A vague memory: In 2007, I witnessed a group of people sleeping beside a road in protest. I looked, then walked away. I was a youth, drawn towards the big city lights and the promise of freedom. Years later after returning home, with questions of my identity and uncertainty. I realized how little I knew of myself and my homeland. The language that I spoke in was of someone else. Someone asked me once, “If you don't speak in both your father and mother tongue, in what language did you communicated in your dreams?”. The answer was ambiguous, but the question lingered and made me self-reflect about my own voice. My voice as an indigenous person returning to this place I called home.
This journey of self-reflection and rediscovery pulled me into the mythical and spiritual world of my community. A minority Indigenous community from the eastern Himalayan region of Sikkim, India, who worship nature and live with deep reverence for their land, Where the river is a sacred pathway, the mountain, the guardian creator and a place of return, and which people feared, loved and have protected for generations. And eventually led to environmental conservation, and protection of ecology in Sikkim.
My current work focuses in Dzongu Valley and along the Teesta River, in Sikkim, India. Dzongu, nestled within the Khangchendzonga Biosphere Reserve has been a Lepcha protected area since the 1950s, officially declared by the King of Sikkim. But after Sikkim's annexation by India, this once tiny Himalayan kingdom, subsumed with the larger idea of nation building as an Indian state strategically bordered with Tibet-China. Its identity was reshaped within the Indian nation-state, spurring rapid development. And hydropower projects were initiated rampantly across Sikkim. The Teesta, a transboundary river traversing Sikkim, West Bengal, and Bangladesh became a major site of exploitation. In 2023, a Glacial Lake Outburst triggered devastating floods, overwhelming the 1200 MW Teesta Stage III plant in Chungthang, North Sikkim. It was one of the biggest dams built on the Teesta River.
This danger was long forewarned. In the early 2000s, activists from the Affected Citizens of Teesta (ACT), and from Dzongu, Sikkim, began the “Save Teesta” movement. And after a three-year relay hunger strike, five projects in Dzongu were scrapped.
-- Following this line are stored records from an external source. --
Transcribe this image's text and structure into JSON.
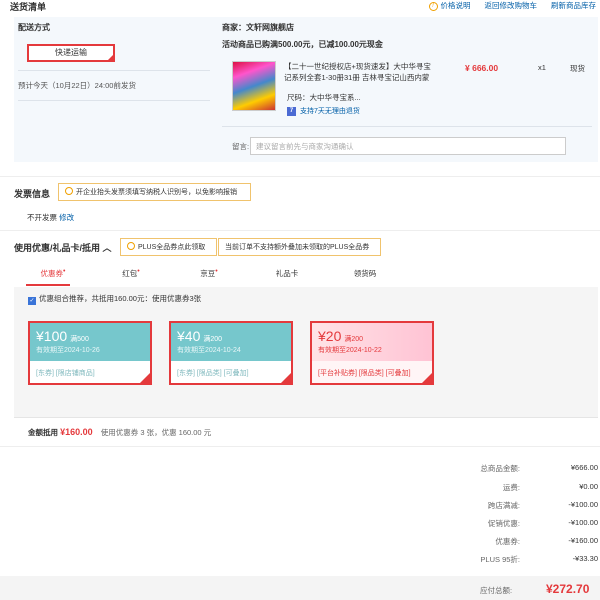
{
  "header": {
    "title": "送货清单",
    "links": [
      "价格说明",
      "返回修改购物车",
      "刷新商品库存"
    ]
  },
  "shipping": {
    "method_label": "配送方式",
    "method_value": "快递运输",
    "eta": "预计今天（10月22日）24:00前发货"
  },
  "merchant": {
    "name": "商家：文轩网旗舰店",
    "promo": "活动商品已购满500.00元，已减100.00元现金"
  },
  "product": {
    "name": "【二十一世纪授权店+现货速发】大中华寻宝记系列全套1-30册31册 吉林寻宝记山西内蒙",
    "price": "¥ 666.00",
    "qty": "x1",
    "stock": "现货",
    "spec": "尺码：大中华寻宝系...",
    "return_policy": "支持7天无理由退货"
  },
  "remark": {
    "label": "留言:",
    "placeholder": "建议留言前先与商家沟通确认"
  },
  "invoice": {
    "title": "发票信息",
    "tip": "开企业抬头发票须填写纳税人识别号，以免影响报销",
    "value": "不开发票",
    "edit": "修改"
  },
  "coupons": {
    "title": "使用优惠/礼品卡/抵用",
    "tip_plus": "PLUS全品券点此领取",
    "tip_note": "当前订单不支持额外叠加未领取的PLUS全品券",
    "tabs": [
      {
        "label": "优惠券",
        "dot": "•"
      },
      {
        "label": "红包",
        "dot": "•"
      },
      {
        "label": "京豆",
        "dot": "•"
      },
      {
        "label": "礼品卡",
        "dot": ""
      },
      {
        "label": "领货码",
        "dot": ""
      }
    ],
    "combo": "优惠组合推荐，共抵用160.00元：使用优惠券3张",
    "list": [
      {
        "amount": "¥100",
        "cond": "满500",
        "expiry": "有效期至2024-10-26",
        "tags": "[东券] [限店铺商品]",
        "style": "teal"
      },
      {
        "amount": "¥40",
        "cond": "满200",
        "expiry": "有效期至2024-10-24",
        "tags": "[东券] [限品类] [可叠加]",
        "style": "teal"
      },
      {
        "amount": "¥20",
        "cond": "满200",
        "expiry": "有效期至2024-10-22",
        "tags": "[平台补贴券] [限品类] [可叠加]",
        "style": "pink"
      }
    ],
    "deduct_label": "金额抵用",
    "deduct_value": "¥160.00",
    "deduct_note": "使用优惠券 3 张，优惠 160.00 元"
  },
  "summary": [
    {
      "k": "总商品金额:",
      "v": "¥666.00"
    },
    {
      "k": "运费:",
      "v": "¥0.00"
    },
    {
      "k": "跨店满减:",
      "v": "-¥100.00"
    },
    {
      "k": "促销优惠:",
      "v": "-¥100.00"
    },
    {
      "k": "优惠券:",
      "v": "-¥160.00"
    },
    {
      "k": "PLUS 95折:",
      "v": "-¥33.30"
    }
  ],
  "total": {
    "label": "应付总额:",
    "value": "¥272.70"
  }
}
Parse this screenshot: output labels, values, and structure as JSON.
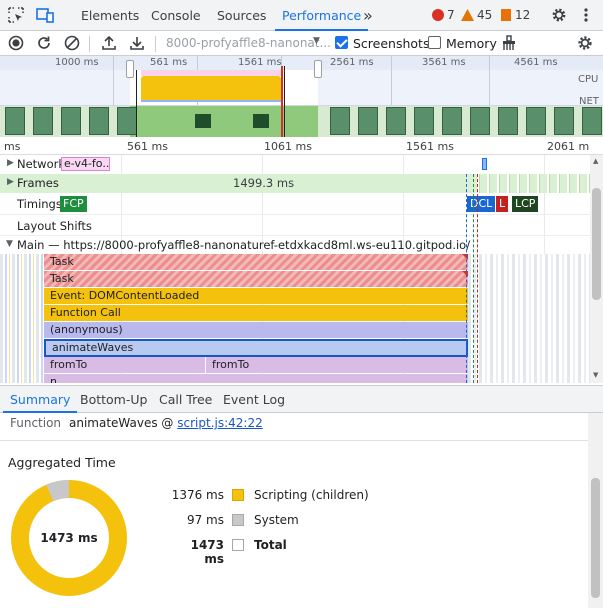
{
  "tabbar": {
    "tabs": [
      "Elements",
      "Console",
      "Sources",
      "Performance"
    ],
    "active": "Performance",
    "more": "»",
    "errors": "7",
    "warnings": "45",
    "issues": "12"
  },
  "toolbar": {
    "recording_select": "8000-profyaffle8-nanonat...",
    "screenshots_label": "Screenshots",
    "screenshots_checked": true,
    "memory_label": "Memory",
    "memory_checked": false
  },
  "overview": {
    "ticks": [
      "1000 ms",
      "561 ms",
      "1561 ms",
      "2561 ms",
      "3561 ms",
      "4561 ms"
    ],
    "cpu_label": "CPU",
    "net_label": "NET"
  },
  "ruler": {
    "ticks": [
      "ms",
      "561 ms",
      "1061 ms",
      "1561 ms",
      "2061 m"
    ]
  },
  "tracks": {
    "network_label": "Network",
    "network_request": "e-v4-fo...",
    "frames_label": "Frames",
    "frames_duration": "1499.3 ms",
    "timings_label": "Timings",
    "fcp": "FCP",
    "dcl": "DCL",
    "l": "L",
    "lcp": "LCP",
    "layout_shifts_label": "Layout Shifts",
    "main_label": "Main — https://8000-profyaffle8-nanonaturef-etdxkacd8ml.ws-eu110.gitpod.io/"
  },
  "flame": {
    "task1": "Task",
    "task2": "Task",
    "event": "Event: DOMContentLoaded",
    "function_call": "Function Call",
    "anonymous": "(anonymous)",
    "animate": "animateWaves",
    "fromto1": "fromTo",
    "fromto2": "fromTo",
    "n": "n"
  },
  "bottom_tabs": [
    "Summary",
    "Bottom-Up",
    "Call Tree",
    "Event Log"
  ],
  "summary": {
    "function_label": "Function",
    "function_name": "animateWaves @",
    "function_link": "script.js:42:22",
    "aggregated_title": "Aggregated Time",
    "total_center": "1473 ms",
    "rows": [
      {
        "value": "1376 ms",
        "label": "Scripting (children)",
        "color": "#f4c20d"
      },
      {
        "value": "97 ms",
        "label": "System",
        "color": "#c8c8c8"
      },
      {
        "value": "1473 ms",
        "label": "Total",
        "color": "#ffffff"
      }
    ]
  },
  "colors": {
    "accent": "#1a73e8",
    "scripting": "#f4c20d",
    "system": "#c8c8c8",
    "task_red": "#e57373",
    "fcp_green": "#1e8e3e",
    "dcl_blue": "#1967d2",
    "l_red": "#c5221f",
    "lcp_dark": "#1e4620"
  }
}
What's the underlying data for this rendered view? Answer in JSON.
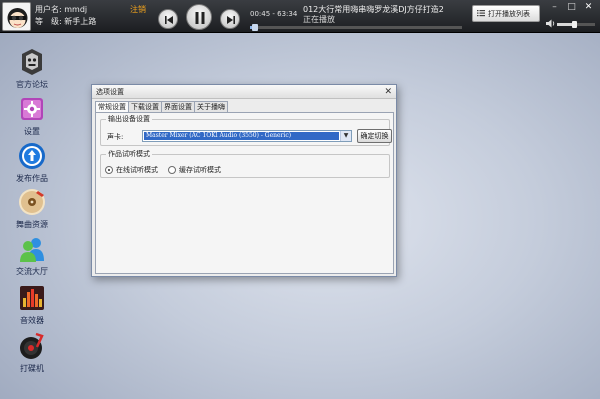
{
  "user": {
    "name_line": "用户名: mmdj",
    "level_line": "等　级: 新手上路",
    "logout": "注销"
  },
  "player": {
    "time": "00:45 - 63:34",
    "song": "012大行常用嗨串嗨罗龙溪DJ方仔打造2",
    "status": "正在播放",
    "progress": 0.012,
    "volume": 0.45,
    "playlist_button": "打开播放列表"
  },
  "sidebar": {
    "items": [
      {
        "label": "官方论坛",
        "icon": "forum-robot-icon"
      },
      {
        "label": "设置",
        "icon": "settings-icon"
      },
      {
        "label": "发布作品",
        "icon": "publish-icon"
      },
      {
        "label": "舞曲资源",
        "icon": "music-disc-icon"
      },
      {
        "label": "交流大厅",
        "icon": "chat-hall-icon"
      },
      {
        "label": "音效器",
        "icon": "equalizer-icon"
      },
      {
        "label": "打碟机",
        "icon": "turntable-icon"
      }
    ]
  },
  "dialog": {
    "title": "选项设置",
    "tabs": [
      "常规设置",
      "下载设置",
      "界面设置",
      "关于播嗨"
    ],
    "active_tab": 0,
    "output_group": {
      "legend": "输出设备设置",
      "sound_card_label": "声卡:",
      "sound_card_value": "Master Mixer (AC 1OKl Audio (3550) - Generic)",
      "confirm_button": "确定切换"
    },
    "mode_group": {
      "legend": "作品试听模式",
      "options": [
        "在线试听模式",
        "缓存试听模式"
      ],
      "selected": 0
    }
  },
  "colors": {
    "accent": "#3169c6",
    "logout": "#f4a51c",
    "topbar": "#2a2c30"
  }
}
And the struggle continues against the remaining projects inside Dzongu.
The ‘Save Teesta” movement became a significant moment in the history of Sikkim, India.
Children of the Snowy Peak is an ongoing experimental multimedia project born from my personal journey of rediscovery as an Indigenous Lepcha person returning home to Sikkim after years of distance and disconnection. Started in the year 2019, this work focuses on my community’s ancestral and collective memory and mythology, it navigates Lepcha cosmology, where nature, myths, and stories co-exist in sacred harmony.
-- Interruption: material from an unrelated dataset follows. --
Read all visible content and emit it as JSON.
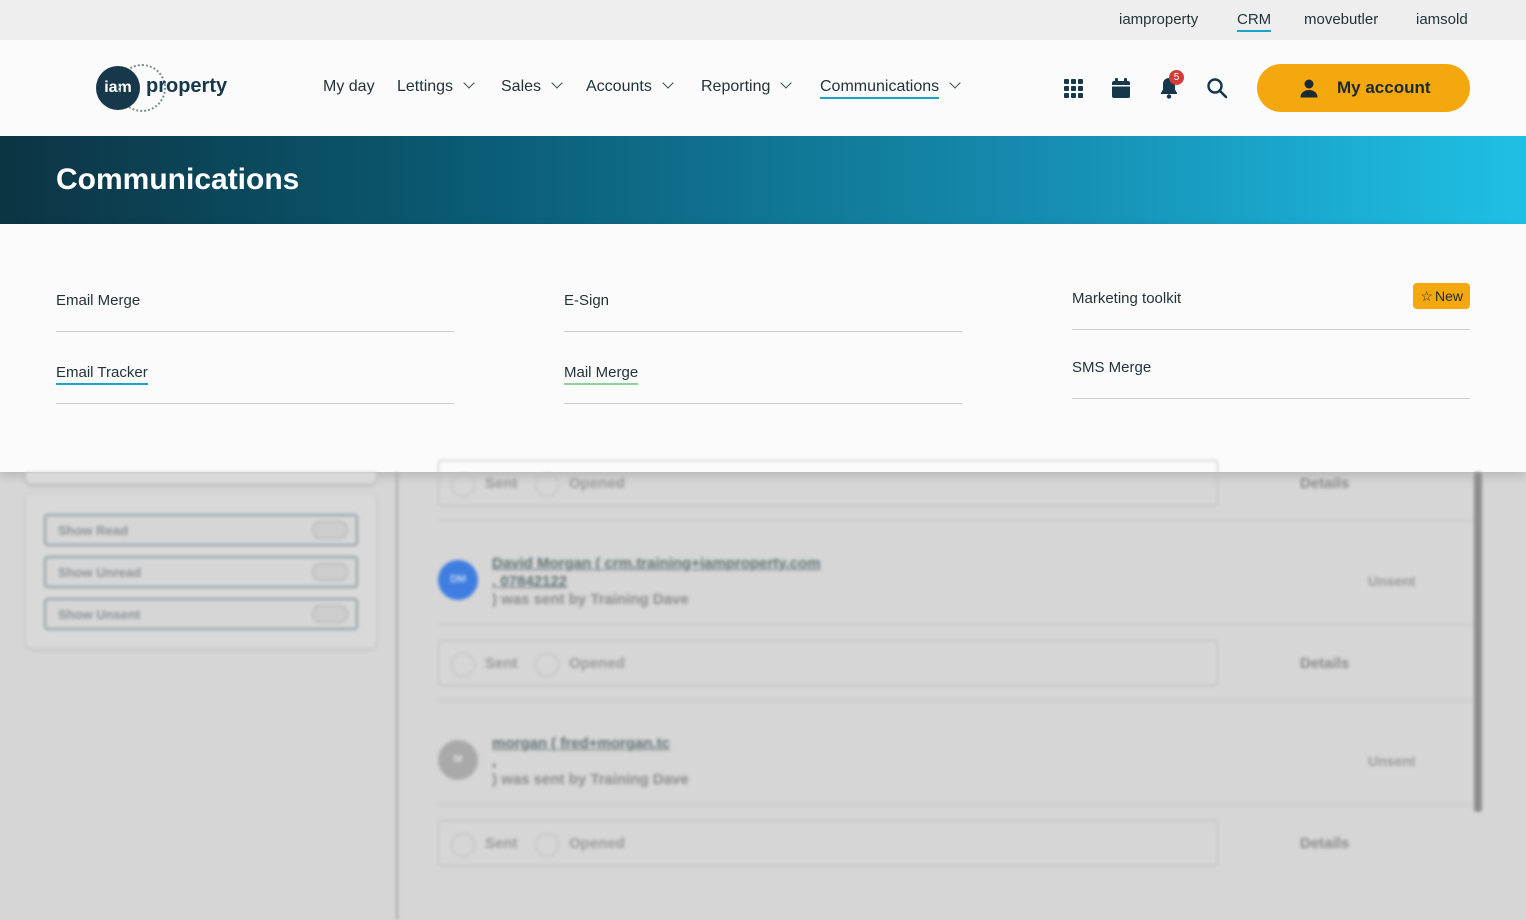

Through photographs, sound, text, archives, and community collaboration, it explores the in-between spaces where spiritual beliefs and lived reality blur. By drawing from oral traditions, ancestral knowledge, and environmental movements like “Save Teesta,” this work reflects on identity, resilience, myth and our sacred relationship with the land. Based on memories passed down to us through oral stories and ancestral mythology, and those shaped by our current reality, standing at the edge of nation-building, capitalism, and climate change. It is an attempt to invocate the collective memory of our past, present, and the unknown.